In der Eucharistiefeier auf dem freien Feld in der Nähe des Marienwallfahrtsortes
rief er zu einer bedingungslosen Christusnachfolge auf, zum Einsatz für eine gerechtere
Welt und zum Schutz der Umwelt. Der Gottesdienst war der Abschluss des zweitägigen
nationalen Jugendtreffens. Die sogenannte Agora gilt als italienischer Auftakt zum
Weltjugendtag in Sydney im Juli 2008.
„Schwimmt gegen den Strom: Hört nicht
auf die interessanten und schmeichelnden Stimmen“, betonte Benedikt, auf die Stimmen
der Massenmedien, „die einen Lebensstil der Arroganz und der Gewalt anpreisen“, einen
Lebensstil der „Erfolg um jeden Preis“ wolle, der mehr „auf das Scheinen und Haben“
aus sei, „auf Kosten des Seins“. „Habt keine Angst!“ diesen Satz kennen die Jugendlichen
von Benedikt. In Loreto ging er weiter: „Seid wachsam! Seid kritisch! Schwimmt
nicht mit auf der Welle, die von dieser Überzeugungsmaschinerie angetrieben wird.“
Und dann doch: der väterliche wie dringende Zuspruch: „Habt keine Angst, liebe
Freunde…“ Die Liebe Gottes biete eine echte Alternative: „Einen einfachen und
solidarischen Lebensstil: aufrichtige und reine Beziehungen; ehrlicher Einsatz in
Studium und Arbeit; tiefes Interesse für das Gemeinwohl.“ Benedikt machte Mut
zum Anderssein. Noch einmal: „Habt keine Angst, für das kritisiert zu werden, was
falsch scheint oder unmodern.“ Die Altersgenossen, aber auch die Erwachsenen,
und vor allem die, die mit ihrer Mentalität dem Evangelium fern schienen, bräuchten
Menschen die es wagen, die „Fülle der Menschlichkeit“ zu leben, so wie Jesus
Christus es gezeigt hat. Christ sein könne jedoch nur, wer die Kirche liebe. „Die
Kirche ist unsere Familie…. In der Kirche lernen und lieben wir, indem wir uns gegenseitig
dazu erziehen, die Annahme des Nächsten, die hilfsbereite Aufmerksamkeit gegenüber
dem, der in Schwierigkeiten, gegenüber den Armen und den Ausgestoßenen.“ Der
Papst begrüßte neben den 150 Bischöfen und 2000 Priestern ausdrücklich den italienischen
Vize-Premier Francesco Rutelli. Das Jugendtreffen sei die Gelegenheit, betonte der
Politiker später, zu zeigen, dass der Katholizismus in Italien ein „tiefliegendes
Phänomen“ und im Volk verwurzelt sei. Doch Benedikt XVI. wollte nicht nur zu Italien
und seinen Jugendliche sprechen. Seine Botschaft war Vorbote zum Weltjugendtag in
Sydney und war ein Auftrag an die Welt. „Eines der Felder, in denen ein Einsatz
dringend notwendig ist, ist ohne Zweifel der Schutz der Schöpfung. Den neuen Generationen
ist die Zukunft des Planeten anvertraut.“ Der Fortschritt sei nicht immer im Gleichschritt
mit der Natur gegangen. „Bevor es zu spät ist“, müsse man mutige Entscheidungen
treffen, „die wieder einen festen Bund zwischen Mensch und Erde schließen können“.
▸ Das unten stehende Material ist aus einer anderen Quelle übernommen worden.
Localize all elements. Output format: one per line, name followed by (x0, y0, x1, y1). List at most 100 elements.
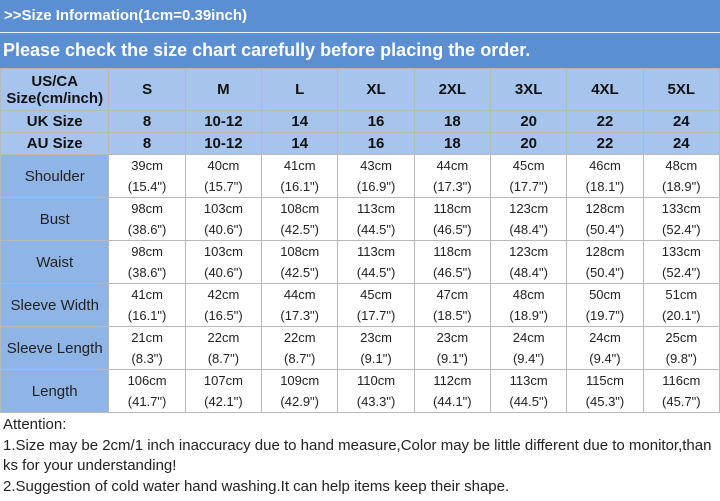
inch-value: (38.6") (127, 222, 167, 237)
cm-value: 46cm (589, 158, 621, 173)
cm-value: 45cm (512, 158, 545, 173)
inch-value: (16.5") (204, 308, 243, 323)
size-cell: 24 (642, 110, 720, 133)
inch-value: (44.5") (509, 394, 548, 409)
data-cell: 24cm (9.4") (566, 326, 644, 370)
cm-value: 128cm (585, 244, 625, 259)
cm-value: 40cm (207, 158, 240, 173)
size-cell: 18 (413, 110, 492, 133)
data-cell: 40cm (15.7") (184, 154, 263, 198)
cm-value: 39cm (131, 158, 163, 173)
inch-value: (46.5") (433, 265, 472, 280)
inch-value: (44.5") (356, 265, 396, 280)
inch-value: (8.7") (207, 351, 240, 366)
inch-value: (42.9") (280, 394, 319, 409)
inch-value: (45.7") (662, 394, 701, 409)
data-cell: 46cm (18.1") (566, 154, 644, 198)
size-table: US/CA Size(cm/inch) S M L XL 2XL 3XL 4XL 5XL UK S… (0, 68, 720, 413)
data-cell: 133cm (52.4") (642, 240, 720, 284)
size-cell: 22 (566, 110, 644, 133)
measure-row: Sleeve Length 21cm (8.3") 22cm (8.7") 22cm (8.… (0, 326, 720, 370)
size-cell: 8 (108, 110, 186, 133)
cm-value: 98cm (131, 244, 163, 259)
data-cell: 109cm (42.9") (261, 369, 339, 413)
inch-value: (48.4") (509, 222, 548, 237)
size-cell: 16 (337, 110, 415, 133)
data-cell: 103cm (40.6") (184, 197, 263, 241)
measure-row: Bust 98cm (38.6") 103cm (40.6") 108cm (42.5") 1… (0, 197, 720, 241)
size-cell: XL (337, 68, 415, 111)
cm-value: 41cm (131, 287, 163, 302)
inch-value: (42.5") (280, 265, 319, 280)
inch-value: (9.1") (436, 351, 469, 366)
inch-value: (9.8") (665, 351, 697, 366)
size-cell: 2XL (413, 68, 492, 111)
inch-value: (44.1") (433, 394, 472, 409)
inch-value: (41.7") (127, 394, 167, 409)
cm-value: 24cm (589, 330, 621, 345)
measure-row: Waist 98cm (38.6") 103cm (40.6") 108cm (42.5")… (0, 240, 720, 284)
row-label: Waist (0, 240, 110, 284)
cm-value: 22cm (283, 330, 316, 345)
data-cell: 128cm (50.4") (566, 240, 644, 284)
inch-value: (46.5") (433, 222, 472, 237)
size-cell: 8 (108, 132, 186, 155)
cm-value: 45cm (360, 287, 392, 302)
inch-value: (52.4") (662, 222, 701, 237)
cm-value: 23cm (436, 330, 469, 345)
cm-value: 43cm (360, 158, 392, 173)
data-cell: 25cm (9.8") (642, 326, 720, 370)
size-cell: 16 (337, 132, 415, 155)
size-row: AU Size 8 10-12 14 16 18 20 22 24 (0, 132, 720, 155)
data-cell: 113cm (44.5") (337, 197, 415, 241)
row-label: Shoulder (0, 154, 110, 198)
size-cell: M (184, 68, 263, 111)
cm-value: 48cm (512, 287, 545, 302)
data-cell: 118cm (46.5") (413, 240, 492, 284)
cm-value: 103cm (203, 244, 243, 259)
size-cell: 14 (261, 132, 339, 155)
size-cell: 24 (642, 132, 720, 155)
data-cell: 133cm (52.4") (642, 197, 720, 241)
inch-value: (16.9") (356, 179, 396, 194)
size-cell: S (108, 68, 186, 111)
cm-value: 25cm (665, 330, 698, 345)
cm-value: 98cm (131, 201, 163, 216)
data-cell: 108cm (42.5") (261, 240, 339, 284)
size-cell: 10-12 (184, 110, 263, 133)
inch-value: (18.9") (509, 308, 548, 323)
data-cell: 107cm (42.1") (184, 369, 263, 413)
inch-value: (42.5") (280, 222, 319, 237)
cm-value: 42cm (207, 287, 240, 302)
data-cell: 23cm (9.1") (413, 326, 492, 370)
cm-value: 123cm (509, 244, 549, 259)
inch-value: (8.3") (131, 351, 163, 366)
cm-value: 115cm (585, 373, 624, 388)
cm-value: 51cm (665, 287, 698, 302)
inch-value: (43.3") (356, 394, 396, 409)
data-cell: 43cm (16.9") (337, 154, 415, 198)
inch-value: (17.7") (356, 308, 396, 323)
row-label: Sleeve Length (0, 326, 110, 370)
data-cell: 128cm (50.4") (566, 197, 644, 241)
row-label: UK Size (0, 110, 110, 133)
size-cell: 20 (489, 110, 568, 133)
cm-value: 112cm (433, 373, 472, 388)
data-cell: 116cm (45.7") (642, 369, 720, 413)
inch-value: (9.4") (589, 351, 621, 366)
size-row: UK Size 8 10-12 14 16 18 20 22 24 (0, 110, 720, 133)
inch-value: (17.3") (280, 308, 319, 323)
inch-value: (17.7") (509, 179, 548, 194)
measure-row: Shoulder 39cm (15.4") 40cm (15.7") 41cm (16.1"… (0, 154, 720, 198)
data-cell: 108cm (42.5") (261, 197, 339, 241)
data-cell: 106cm (41.7") (108, 369, 186, 413)
inch-value: (15.7") (204, 179, 243, 194)
cm-value: 22cm (207, 330, 240, 345)
inch-value: (44.5") (356, 222, 396, 237)
header: >>Size Information(1cm=0.39inch) Please … (0, 0, 720, 68)
cm-value: 113cm (509, 373, 548, 388)
data-cell: 24cm (9.4") (489, 326, 568, 370)
cm-value: 113cm (357, 201, 396, 216)
inch-value: (40.6") (204, 265, 243, 280)
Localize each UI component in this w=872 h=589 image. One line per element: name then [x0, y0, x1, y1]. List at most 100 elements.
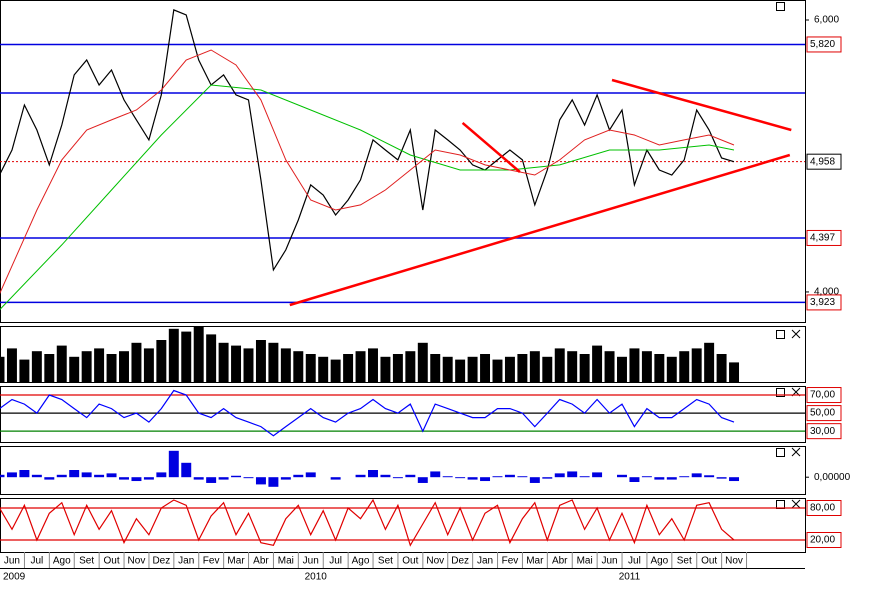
bar — [380, 356, 391, 382]
y-tick-label: 4,000 — [814, 287, 839, 298]
bar — [81, 472, 92, 478]
bar — [94, 348, 105, 382]
bar — [679, 351, 690, 382]
bar — [380, 474, 391, 478]
bar — [0, 474, 5, 478]
x-tick-label: Mar — [526, 556, 544, 567]
label-box — [806, 500, 842, 516]
bar — [19, 359, 30, 382]
year-label: 2010 — [305, 572, 328, 583]
bar — [679, 476, 690, 478]
bar — [467, 477, 478, 480]
bar — [368, 348, 378, 382]
x-tick-label: Nov — [725, 556, 743, 567]
volume-panel — [0, 326, 806, 383]
bar — [131, 342, 142, 382]
bar — [691, 348, 702, 382]
bar — [567, 471, 578, 478]
bar — [704, 475, 715, 478]
rsi-panel — [0, 386, 806, 443]
bar — [255, 477, 266, 485]
x-tick-label: Ago — [53, 556, 71, 567]
bar — [119, 351, 129, 382]
bar — [0, 356, 5, 382]
bar — [405, 351, 416, 382]
bar — [293, 474, 304, 478]
bar — [480, 354, 491, 382]
bar — [467, 356, 478, 382]
bar — [355, 351, 366, 382]
bar — [305, 472, 316, 478]
x-tick-label: Mai — [577, 556, 593, 567]
panel-frames — [0, 0, 806, 569]
series-line — [0, 9, 735, 272]
bar — [579, 354, 590, 382]
bar — [143, 477, 154, 480]
label-box — [806, 532, 842, 548]
bar — [666, 356, 677, 382]
bar — [31, 351, 42, 382]
bar — [156, 340, 167, 382]
x-tick-label: Jun — [303, 556, 319, 567]
x-tick-label: Dez — [152, 556, 170, 567]
close-icon[interactable] — [791, 447, 801, 457]
panel-icon[interactable] — [776, 330, 785, 339]
close-icon[interactable] — [791, 499, 801, 509]
x-tick-label: Jul — [329, 556, 342, 567]
panel-icon[interactable] — [776, 2, 785, 11]
label-box — [806, 153, 842, 170]
bar — [69, 356, 80, 382]
bar — [442, 476, 453, 478]
year-label: 2011 — [619, 572, 641, 583]
bar — [343, 354, 354, 382]
series-line — [0, 498, 735, 547]
y-tick-label: 0,00000 — [814, 472, 851, 483]
y-tick-label: 70,00 — [810, 390, 835, 401]
series-line — [0, 84, 735, 311]
close-icon[interactable] — [791, 329, 801, 339]
x-tick-label: Jun — [601, 556, 617, 567]
bar — [704, 342, 715, 382]
x-tick-label: Nov — [128, 556, 146, 567]
bar — [218, 342, 229, 382]
y-tick-label: 3,923 — [810, 297, 835, 308]
y-tick-label: 30,00 — [810, 426, 835, 437]
bar — [729, 362, 740, 382]
x-tick-label: Nov — [426, 556, 444, 567]
bar — [567, 351, 578, 382]
bar — [181, 331, 192, 382]
panel-icon[interactable] — [776, 388, 785, 397]
bar — [617, 474, 627, 478]
trend-line — [461, 121, 521, 173]
bar — [529, 477, 540, 483]
bar — [255, 340, 266, 382]
panel-icon[interactable] — [776, 500, 785, 509]
x-tick-label: Jun — [4, 556, 20, 567]
bar — [654, 354, 665, 382]
bar — [280, 477, 291, 480]
bar — [268, 477, 279, 487]
trend-line — [611, 78, 792, 132]
bar — [405, 474, 416, 478]
x-tick-label: Out — [103, 556, 119, 567]
bar — [430, 354, 441, 382]
bar — [504, 474, 515, 478]
series-line — [0, 49, 735, 295]
y-tick-label: 4,958 — [810, 156, 835, 167]
y-tick-label: 50,00 — [810, 408, 835, 419]
bar — [44, 354, 55, 382]
bar — [106, 354, 117, 382]
bar — [641, 476, 652, 478]
x-tick-label: Abr — [253, 556, 269, 567]
bar — [392, 354, 403, 382]
x-tick-label: Fev — [502, 556, 519, 567]
bar — [442, 356, 453, 382]
bar — [143, 348, 154, 382]
bar — [318, 356, 329, 382]
bar — [6, 472, 17, 478]
x-tick-label: Ago — [352, 556, 370, 567]
panel-icon[interactable] — [776, 448, 785, 457]
bar — [106, 473, 117, 478]
bar — [6, 348, 17, 382]
y-tick-label: 6,000 — [814, 15, 839, 26]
Dazu brauche es „ein entschiedenes Ja zur Bewahrung der Schöpfung und großes Engagement“.
Die zerstörerischen Tendenzen seien sonst unwiderruflich. In Loreto, unweit vom
„Haus Marias“, das der Legende nach Engel im 13. Jahrhundert aus dem Heiligen Land
an die Adria gebracht haben sollen, durfte der Verweis auf die Gottesmutter nicht
fehlen: Ihr bescheidenes und demütiges „Ja“ empfahl Benedikt den Jugendlichen als
Beispiel. „Auch wir können so das Ja Gottes an die Menschheit erfahren, aus dem
jedes Ja unseres Lebens erwächst.“ Demut sei damit keine Niederlage, sondern „ein
Sieg der Liebe über den Egoismus“. Applaus für klare, kurze Sätze - voller Glauben,
aber in einfacher Sprache. Benedikt war nachsichtig, wenn die Liturgie unterbrochen
wurde, lächelte den Jugendlichen aufmunternd zu. In Loreto wurde in den zwei Tagen
eine Beziehung greifbar, die in den vergangenen Jahren gereift war. Der Papst und
die Jugendlichen verstehen sich: „Mir hat besonders gut gefallen, als er gesagt
hat, alle Jugendlichen mit ihren Problemen und Zweifeln, sind hier um ihren Glauben
zu zeigen, den wir alle gemeinsam haben. - Mich hat die Kraft seiner Gedanken beeindruckt.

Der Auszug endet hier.